The material is not thought to produce adverse health effects or irritation of the respiratory tract (as classified using animal models). Nevertheless, good hygiene practice requires that exposure be kept to a minimum and that suitable control measures be used in an occupational setting. Respiratory sensitization may result in allergic/asthma like responses; from coughing and minor breathing difficulties to bronchitis with wheezing, gasping.
There is some evidence that inhaling this product is more likely to cause a sensitization reaction in some persons compared to the general population.

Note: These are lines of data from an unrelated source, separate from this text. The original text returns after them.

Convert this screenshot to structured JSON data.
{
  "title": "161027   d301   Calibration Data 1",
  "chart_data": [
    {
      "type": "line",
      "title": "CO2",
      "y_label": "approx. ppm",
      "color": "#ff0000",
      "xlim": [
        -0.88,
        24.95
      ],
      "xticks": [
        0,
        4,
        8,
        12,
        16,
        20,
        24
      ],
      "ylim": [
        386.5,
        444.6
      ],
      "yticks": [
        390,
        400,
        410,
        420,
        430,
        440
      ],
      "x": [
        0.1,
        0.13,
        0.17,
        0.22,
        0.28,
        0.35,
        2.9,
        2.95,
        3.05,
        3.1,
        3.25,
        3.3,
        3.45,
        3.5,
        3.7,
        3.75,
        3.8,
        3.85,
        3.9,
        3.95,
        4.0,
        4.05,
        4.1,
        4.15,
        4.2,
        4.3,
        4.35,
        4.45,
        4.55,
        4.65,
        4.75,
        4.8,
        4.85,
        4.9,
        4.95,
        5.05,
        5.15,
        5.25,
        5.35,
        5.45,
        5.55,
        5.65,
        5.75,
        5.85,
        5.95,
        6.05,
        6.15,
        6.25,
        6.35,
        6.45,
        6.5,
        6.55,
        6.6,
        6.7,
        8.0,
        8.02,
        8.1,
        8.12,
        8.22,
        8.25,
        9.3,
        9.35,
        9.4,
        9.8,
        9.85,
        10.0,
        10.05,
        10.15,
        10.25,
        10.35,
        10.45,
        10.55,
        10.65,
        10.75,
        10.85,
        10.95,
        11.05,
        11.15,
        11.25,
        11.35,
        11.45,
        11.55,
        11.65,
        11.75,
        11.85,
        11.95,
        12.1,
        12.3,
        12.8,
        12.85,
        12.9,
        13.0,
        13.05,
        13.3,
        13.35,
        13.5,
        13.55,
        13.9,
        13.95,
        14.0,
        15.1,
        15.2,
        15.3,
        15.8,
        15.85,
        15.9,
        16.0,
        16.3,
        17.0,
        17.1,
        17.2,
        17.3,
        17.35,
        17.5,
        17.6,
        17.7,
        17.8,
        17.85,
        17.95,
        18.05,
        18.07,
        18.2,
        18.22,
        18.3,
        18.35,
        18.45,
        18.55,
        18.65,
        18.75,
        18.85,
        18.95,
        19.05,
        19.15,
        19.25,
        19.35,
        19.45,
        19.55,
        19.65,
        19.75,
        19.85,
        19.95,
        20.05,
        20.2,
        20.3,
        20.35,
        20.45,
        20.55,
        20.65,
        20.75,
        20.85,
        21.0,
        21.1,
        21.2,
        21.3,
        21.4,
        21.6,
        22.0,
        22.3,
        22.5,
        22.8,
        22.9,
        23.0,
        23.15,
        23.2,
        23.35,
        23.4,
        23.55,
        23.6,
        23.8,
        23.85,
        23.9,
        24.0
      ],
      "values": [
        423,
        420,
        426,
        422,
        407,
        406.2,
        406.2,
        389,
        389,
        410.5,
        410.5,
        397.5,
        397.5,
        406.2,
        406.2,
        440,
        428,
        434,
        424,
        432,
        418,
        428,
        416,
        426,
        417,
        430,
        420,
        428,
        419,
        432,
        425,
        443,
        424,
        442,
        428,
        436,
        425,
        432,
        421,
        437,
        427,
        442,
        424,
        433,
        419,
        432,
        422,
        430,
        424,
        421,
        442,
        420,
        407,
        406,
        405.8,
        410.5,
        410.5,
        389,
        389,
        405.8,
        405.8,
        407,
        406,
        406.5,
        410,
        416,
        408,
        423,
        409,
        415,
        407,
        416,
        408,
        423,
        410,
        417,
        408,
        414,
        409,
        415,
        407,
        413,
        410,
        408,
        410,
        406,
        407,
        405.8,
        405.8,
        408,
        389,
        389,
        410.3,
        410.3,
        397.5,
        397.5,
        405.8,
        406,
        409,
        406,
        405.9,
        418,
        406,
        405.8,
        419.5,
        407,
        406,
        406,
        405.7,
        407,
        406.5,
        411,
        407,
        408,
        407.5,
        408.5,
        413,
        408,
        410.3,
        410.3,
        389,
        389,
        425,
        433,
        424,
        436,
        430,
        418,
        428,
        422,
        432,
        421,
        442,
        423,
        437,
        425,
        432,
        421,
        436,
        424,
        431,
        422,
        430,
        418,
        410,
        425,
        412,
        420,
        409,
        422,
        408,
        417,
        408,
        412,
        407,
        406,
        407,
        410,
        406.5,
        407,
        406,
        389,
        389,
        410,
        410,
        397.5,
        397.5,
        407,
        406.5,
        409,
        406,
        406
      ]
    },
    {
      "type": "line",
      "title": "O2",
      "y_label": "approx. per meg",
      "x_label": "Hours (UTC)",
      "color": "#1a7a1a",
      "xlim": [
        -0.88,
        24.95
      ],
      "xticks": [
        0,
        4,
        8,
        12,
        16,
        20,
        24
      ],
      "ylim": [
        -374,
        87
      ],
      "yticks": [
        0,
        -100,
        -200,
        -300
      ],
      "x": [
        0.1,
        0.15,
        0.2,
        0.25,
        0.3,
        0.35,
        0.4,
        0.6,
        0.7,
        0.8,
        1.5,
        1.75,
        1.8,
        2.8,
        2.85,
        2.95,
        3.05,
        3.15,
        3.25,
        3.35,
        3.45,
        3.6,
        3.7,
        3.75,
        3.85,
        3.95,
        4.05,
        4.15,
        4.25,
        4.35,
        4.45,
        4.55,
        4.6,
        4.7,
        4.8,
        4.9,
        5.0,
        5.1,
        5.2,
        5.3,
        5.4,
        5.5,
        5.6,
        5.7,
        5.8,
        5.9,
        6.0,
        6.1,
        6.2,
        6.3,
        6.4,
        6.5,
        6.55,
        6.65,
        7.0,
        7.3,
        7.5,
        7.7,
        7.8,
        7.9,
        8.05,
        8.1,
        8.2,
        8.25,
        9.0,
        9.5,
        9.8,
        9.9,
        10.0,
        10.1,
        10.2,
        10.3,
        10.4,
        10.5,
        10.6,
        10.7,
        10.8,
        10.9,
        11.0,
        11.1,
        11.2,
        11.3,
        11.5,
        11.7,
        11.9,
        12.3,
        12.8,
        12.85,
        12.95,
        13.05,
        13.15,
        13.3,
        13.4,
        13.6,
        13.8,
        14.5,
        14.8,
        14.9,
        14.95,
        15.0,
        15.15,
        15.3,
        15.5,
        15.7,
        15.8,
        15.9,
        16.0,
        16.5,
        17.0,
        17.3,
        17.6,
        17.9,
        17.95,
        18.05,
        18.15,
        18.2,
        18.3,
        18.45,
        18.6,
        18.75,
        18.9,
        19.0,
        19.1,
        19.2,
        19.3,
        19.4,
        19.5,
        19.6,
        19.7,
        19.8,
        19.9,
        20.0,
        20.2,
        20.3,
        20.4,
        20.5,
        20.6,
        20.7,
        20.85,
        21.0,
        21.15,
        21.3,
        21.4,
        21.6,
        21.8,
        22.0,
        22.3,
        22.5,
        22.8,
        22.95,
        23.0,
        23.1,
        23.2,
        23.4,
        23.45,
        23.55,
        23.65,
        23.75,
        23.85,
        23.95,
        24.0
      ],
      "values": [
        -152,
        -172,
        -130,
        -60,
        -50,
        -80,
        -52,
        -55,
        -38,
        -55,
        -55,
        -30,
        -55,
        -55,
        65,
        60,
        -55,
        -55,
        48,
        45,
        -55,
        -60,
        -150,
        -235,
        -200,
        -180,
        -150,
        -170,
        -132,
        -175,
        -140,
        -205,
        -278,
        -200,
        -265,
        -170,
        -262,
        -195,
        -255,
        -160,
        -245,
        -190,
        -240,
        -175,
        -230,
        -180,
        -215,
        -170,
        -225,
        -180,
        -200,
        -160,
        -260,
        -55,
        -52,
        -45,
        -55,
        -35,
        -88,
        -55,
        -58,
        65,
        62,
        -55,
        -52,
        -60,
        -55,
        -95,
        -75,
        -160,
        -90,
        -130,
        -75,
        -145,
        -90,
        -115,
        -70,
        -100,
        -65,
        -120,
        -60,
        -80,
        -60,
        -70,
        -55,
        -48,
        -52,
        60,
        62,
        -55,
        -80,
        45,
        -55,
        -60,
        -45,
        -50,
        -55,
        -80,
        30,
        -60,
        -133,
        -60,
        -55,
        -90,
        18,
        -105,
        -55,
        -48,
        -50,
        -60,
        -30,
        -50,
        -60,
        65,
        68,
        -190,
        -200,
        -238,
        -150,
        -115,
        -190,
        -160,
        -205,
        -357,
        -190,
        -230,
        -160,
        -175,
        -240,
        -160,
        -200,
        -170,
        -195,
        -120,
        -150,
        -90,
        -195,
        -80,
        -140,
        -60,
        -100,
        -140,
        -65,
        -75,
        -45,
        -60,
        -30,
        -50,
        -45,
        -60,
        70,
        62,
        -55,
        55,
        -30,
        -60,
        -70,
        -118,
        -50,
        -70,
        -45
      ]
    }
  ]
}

Principal routes of exposure are usually by inhalation of generated dust and skin contact. Exposure to small quantities may induce hypersensitivity reactions characterized by acute bronchospasm, hives (urticaria), deep dermal wheals (angioneurotic edema), running nose (rhinitis) and blurred vision . Anaphylactic shock and skin rash (non-thrombocytopenic purpura) may occur. An individual may be predisposed to such anti-body mediated reaction if other chemical agents have caused prior sensitization (cross-sensitivity). Dusts produced by proteins can sometimes sensitize workers like other foreign bodies. Symptoms include asthma appearing soon after exposure, with wheezing, narrowing of the airways and breathing difficulties. There may also be a chronic cough, phlegm, fever, muscle pains, fatigue and airway obstruction; chest X-rays may show a characteristic net- like pattern or scarring at the tip and base. There may also be chest discomfort, headache, stomachache and a general feeling of unwellness. Often the clinical picture is similar to "farmer's lung" and other allergic lung inflammations. Prolonged contact with the skin can cause pain, redness, inflammation and ulceration. Repeated attacks can cause loss of lung function due to scarring.